Each April I call on my friend Merrill, the tax accountant. Merrill works out of an office on his horse farm. We exchange pleasantries, then get down to business. That's when Merrill tells me how much loot I can expect to "fork over" this year.
This year, he says, I'm looking at two or three truckloads of the stuff.
Whew. I'm glad it's manure, and not money, that he's talking about.
Merrill and I struck this deal 10 years ago, having found each other through a newspaper ad. He had to dispose of a mountain of rotted horse dung. I had a garden. He had a pitchfork. I had a pickup truck.
We've been partners in grime ever since. Every spring I do my best to wipe him out. Merrill's barn has never been cleaner, and my soil has never been richer.
I try to complete this task by April 15, the best time hereabouts to transplant early-season crops such as broccoli, beets, cauliflower and carrots. Rototilling a load of aged manure into the garden beforehand helps give these vegetables a healthy start.

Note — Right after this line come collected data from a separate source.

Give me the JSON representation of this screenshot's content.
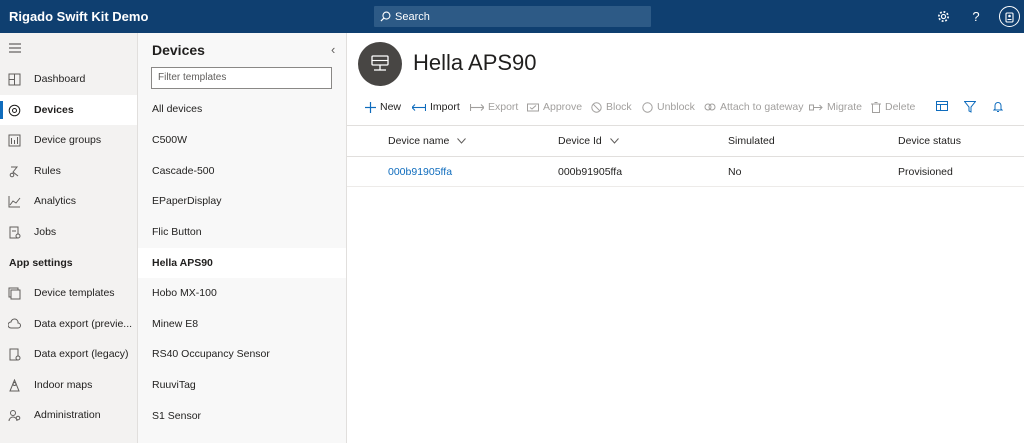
{
  "topbar": {
    "app_title": "Rigado Swift Kit Demo",
    "search_placeholder": "Search",
    "icons": [
      "gear-icon",
      "help-icon",
      "account-icon"
    ]
  },
  "leftnav": {
    "items": [
      {
        "label": "Dashboard",
        "icon": "dashboard-icon"
      },
      {
        "label": "Devices",
        "icon": "devices-icon",
        "active": true
      },
      {
        "label": "Device groups",
        "icon": "device-groups-icon"
      },
      {
        "label": "Rules",
        "icon": "rules-icon"
      },
      {
        "label": "Analytics",
        "icon": "analytics-icon"
      },
      {
        "label": "Jobs",
        "icon": "jobs-icon"
      }
    ],
    "section_label": "App settings",
    "settings_items": [
      {
        "label": "Device templates",
        "icon": "device-templates-icon"
      },
      {
        "label": "Data export (previe...",
        "icon": "cloud-export-icon"
      },
      {
        "label": "Data export (legacy)",
        "icon": "export-legacy-icon"
      },
      {
        "label": "Indoor maps",
        "icon": "map-icon"
      },
      {
        "label": "Administration",
        "icon": "admin-icon"
      }
    ]
  },
  "templates": {
    "title": "Devices",
    "filter_placeholder": "Filter templates",
    "items": [
      "All devices",
      "C500W",
      "Cascade-500",
      "EPaperDisplay",
      "Flic Button",
      "Hella APS90",
      "Hobo MX-100",
      "Minew E8",
      "RS40 Occupancy Sensor",
      "RuuviTag",
      "S1 Sensor"
    ],
    "active_index": 5
  },
  "main": {
    "title": "Hella APS90",
    "commands": [
      {
        "label": "New",
        "enabled": true
      },
      {
        "label": "Import",
        "enabled": true
      },
      {
        "label": "Export",
        "enabled": false
      },
      {
        "label": "Approve",
        "enabled": false
      },
      {
        "label": "Block",
        "enabled": false
      },
      {
        "label": "Unblock",
        "enabled": false
      },
      {
        "label": "Attach to gateway",
        "enabled": false
      },
      {
        "label": "Migrate",
        "enabled": false
      },
      {
        "label": "Delete",
        "enabled": false
      }
    ],
    "table": {
      "columns": [
        "Device name",
        "Device Id",
        "Simulated",
        "Device status"
      ],
      "rows": [
        [
          "000b91905ffa",
          "000b91905ffa",
          "No",
          "Provisioned"
        ]
      ]
    }
  },
  "colors": {
    "topbar": "#0f3f70",
    "accent": "#0f6cbd"
  }
}
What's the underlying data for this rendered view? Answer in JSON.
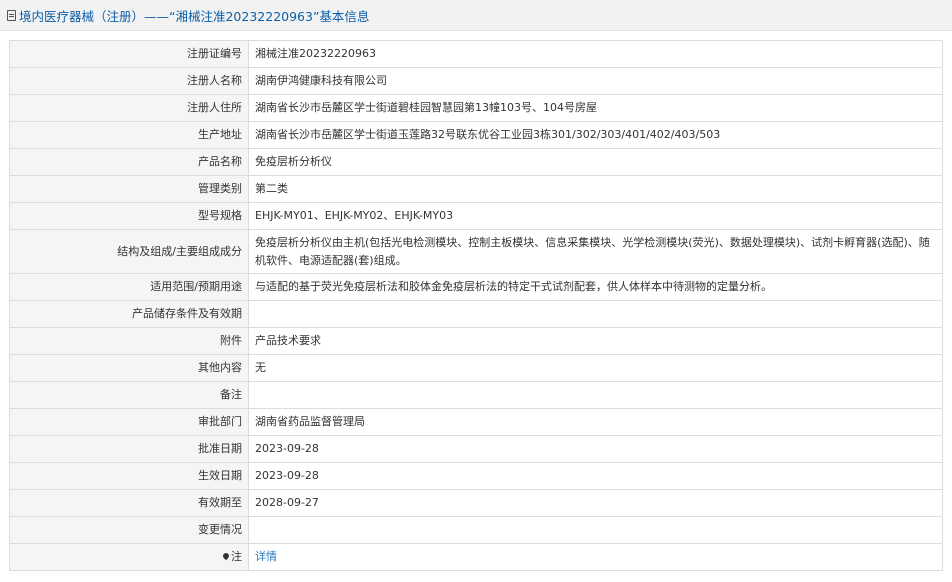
{
  "title": "境内医疗器械（注册）——“湘械注准20232220963”基本信息",
  "rows": [
    {
      "label": "注册证编号",
      "value": "湘械注准20232220963"
    },
    {
      "label": "注册人名称",
      "value": "湖南伊鸿健康科技有限公司"
    },
    {
      "label": "注册人住所",
      "value": "湖南省长沙市岳麓区学士街道碧桂园智慧园第13幢103号、104号房屋"
    },
    {
      "label": "生产地址",
      "value": "湖南省长沙市岳麓区学士街道玉莲路32号联东优谷工业园3栋301/302/303/401/402/403/503"
    },
    {
      "label": "产品名称",
      "value": "免疫层析分析仪"
    },
    {
      "label": "管理类别",
      "value": "第二类"
    },
    {
      "label": "型号规格",
      "value": "EHJK-MY01、EHJK-MY02、EHJK-MY03"
    },
    {
      "label": "结构及组成/主要组成成分",
      "value": "免疫层析分析仪由主机(包括光电检测模块、控制主板模块、信息采集模块、光学检测模块(荧光)、数据处理模块)、试剂卡孵育器(选配)、随机软件、电源适配器(套)组成。"
    },
    {
      "label": "适用范围/预期用途",
      "value": "与适配的基于荧光免疫层析法和胶体金免疫层析法的特定干式试剂配套，供人体样本中待测物的定量分析。"
    },
    {
      "label": "产品储存条件及有效期",
      "value": ""
    },
    {
      "label": "附件",
      "value": "产品技术要求"
    },
    {
      "label": "其他内容",
      "value": "无"
    },
    {
      "label": "备注",
      "value": ""
    },
    {
      "label": "审批部门",
      "value": "湖南省药品监督管理局"
    },
    {
      "label": "批准日期",
      "value": "2023-09-28"
    },
    {
      "label": "生效日期",
      "value": "2023-09-28"
    },
    {
      "label": "有效期至",
      "value": "2028-09-27"
    },
    {
      "label": "变更情况",
      "value": ""
    }
  ],
  "note": {
    "label": "注",
    "link": "详情"
  }
}
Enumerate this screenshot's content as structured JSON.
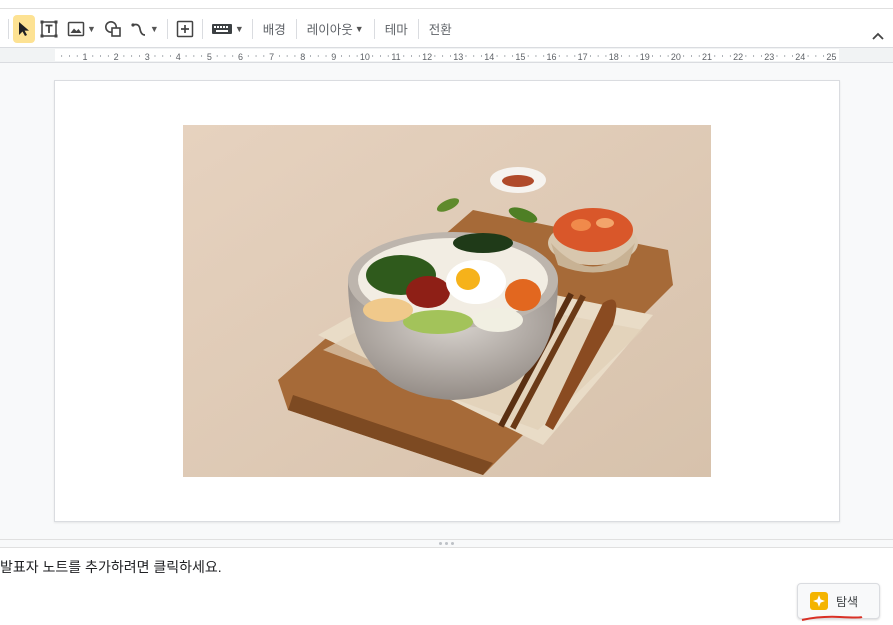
{
  "toolbar": {
    "tools": [
      {
        "name": "select-tool",
        "icon": "cursor-icon"
      },
      {
        "name": "textbox-tool",
        "icon": "textbox-icon"
      },
      {
        "name": "image-tool",
        "icon": "image-icon"
      },
      {
        "name": "shape-tool",
        "icon": "shape-icon"
      },
      {
        "name": "line-tool",
        "icon": "line-icon"
      },
      {
        "name": "comment-tool",
        "icon": "add-comment-icon"
      },
      {
        "name": "input-tools",
        "icon": "keyboard-icon"
      }
    ],
    "background_label": "배경",
    "layout_label": "레이아웃",
    "theme_label": "테마",
    "transition_label": "전환",
    "active_color": "#fde293"
  },
  "ruler": {
    "numbers": [
      "1",
      "2",
      "3",
      "4",
      "5",
      "6",
      "7",
      "8",
      "9",
      "10",
      "11",
      "12",
      "13",
      "14",
      "15",
      "16",
      "17",
      "18",
      "19",
      "20",
      "21",
      "22",
      "23",
      "24",
      "25"
    ]
  },
  "slide": {
    "image_description_icon": "bibimbap-photo"
  },
  "notes": {
    "placeholder": "발표자 노트를 추가하려면 클릭하세요."
  },
  "explore": {
    "label": "탐색",
    "icon": "explore-icon",
    "icon_color": "#f4b400"
  },
  "accent_colors": {
    "underline": "#d93025"
  }
}
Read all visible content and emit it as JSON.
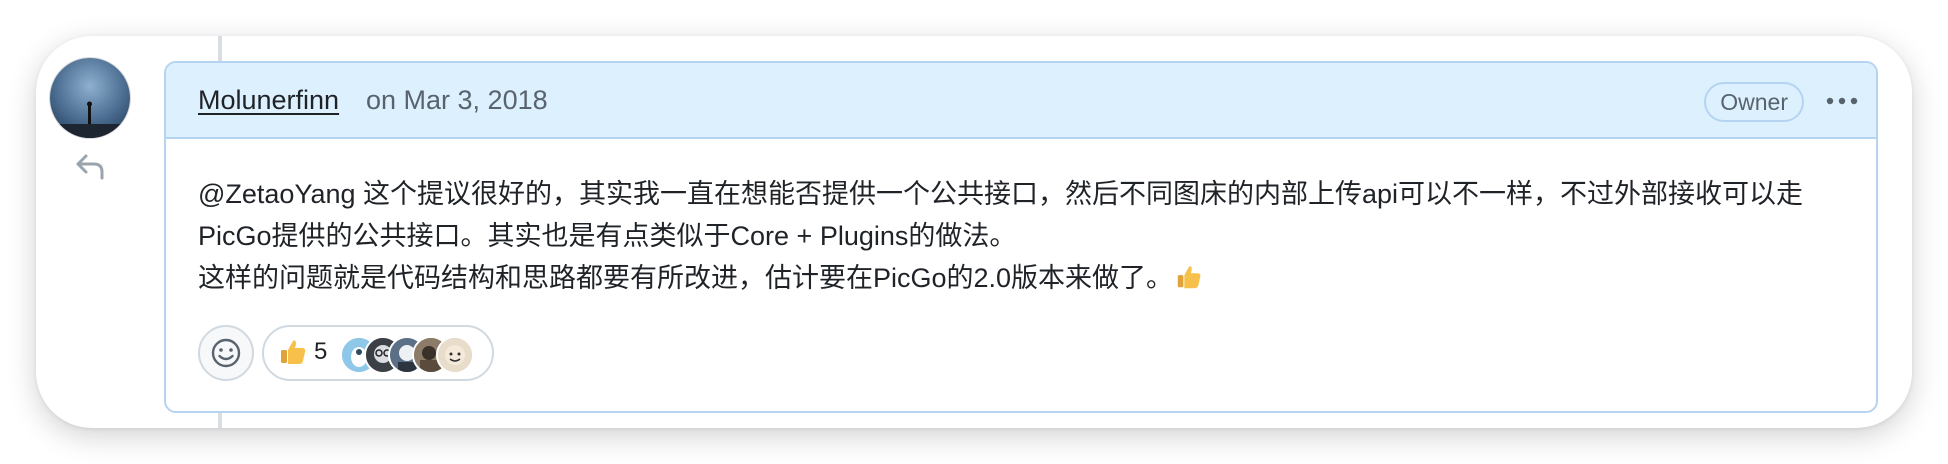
{
  "comment": {
    "author": "Molunerfinn",
    "date": "on Mar 3, 2018",
    "role_badge": "Owner",
    "menu_icon": "kebab-horizontal-icon",
    "body_line1": "@ZetaoYang 这个提议很好的，其实我一直在想能否提供一个公共接口，然后不同图床的内部上传api可以不一样，不过外部接收可以走PicGo提供的公共接口。其实也是有点类似于Core + Plugins的做法。",
    "body_line2": "这样的问题就是代码结构和思路都要有所改进，估计要在PicGo的2.0版本来做了。",
    "body_trailing_emoji": "thumbs-up-emoji"
  },
  "reactions": {
    "add_reaction_icon": "smiley-icon",
    "items": [
      {
        "emoji": "thumbs-up-emoji",
        "count": "5"
      }
    ]
  },
  "colors": {
    "header_bg": "#ddf0fd",
    "border": "#b6d3f2",
    "text": "#1f2328",
    "muted": "#59636e"
  }
}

Is it worth the effort? Egad, I hope so. Shoveling several tons of fTC horse droppings each year is an arduous task, a pain in the back. Why don't I break down and buy 10-pound bags of dehydrated manure at a garden center? Because the cost is prohibitive for large-scale gardeners. Nor will I ever succumb to the lure of synthetic fertilizers, which are cheaper and more convenient to use than organic methods.
Those man-made pellets do add muscle to crops. Yet at the same time, the synthetics are silently slaughtering beneficial microbes, transforming the garden into a chemical junkyard and promulgating nasty side effects, such as mineral deficiencies in the soil.
In my opinion, adding 10-10-10 to a garden is like feeding it steroids. I won't do that. I would rather stand knee-deep in horse patties every year for the rest of my life. I can dream, can't I?
That's what I was thinking last weekend, while rattling down the road to Merrill's house. I can't tell you where he lives. I won't even tell you his last name. Mum's the word when a gardener finds a good source of manure.
"Are we almost there, Daddy?" asked Beth the Fifth Grader, who came along for the ride. Beth likes horses, although, unlike her father, she seems more interested in the front of the beast than its backside. She scrunches up her face when I mention manure. "Horse dooies," she calls them.
Merrill greeted us at the door. He'd been working on taxes but welcomed a break. I envy him. The world of finance befuddles me; gardening does not. I have more trouble balancing my checkbook than I do my soil's pH.
Merrill led us to a spot behind the barn where the family's three quarter horses are stabled. There, alongside the building, was a formidable pile of manure nearly 4 feet high and 15 feet long. My heart leaped. Three truckloads of horse dooies! And it was all mine! I felt like I had just won the lottery, except I didn't have to pay taxes on it.
I began shoveling immediately while Beth greeted the horses. There was Windy, 26, Dexter, 23, and Sunday, 21. Together, they've been pumping nitrogen into my garden for a decade. I saluted them with the pitchfork in my hand and nearly blinded myself.
I'll take their dooies, especially Dexter's, over those of any horse around. Six years ago, during Preakness Week, I gathered a bagful of manure from each of the contenders, plus Dexter. Then I planted tomatoes in my garden, fertilizing each plant with the contributions of a single horse.
I figured the Thoroughbreds would produce the biggest and best tomatoes. I was wrong. Dexter beat them all. His plant produced 81 tomatoes, while those of the top three Preakness finishers -- Snow Chief, Ferdinand and Broad Brush -- managed a paltry 45 tomatoes combined.
Dexter became a star. His story even appeared in Sports Illustrated. Did fame go to his head -- er, rear? Not this horse. Dexter quit waiting for a Triple Crown invitation long ago. He is good at one thing, and I know what it is, and I admire him for that.
2& His stablemates aren't bad either.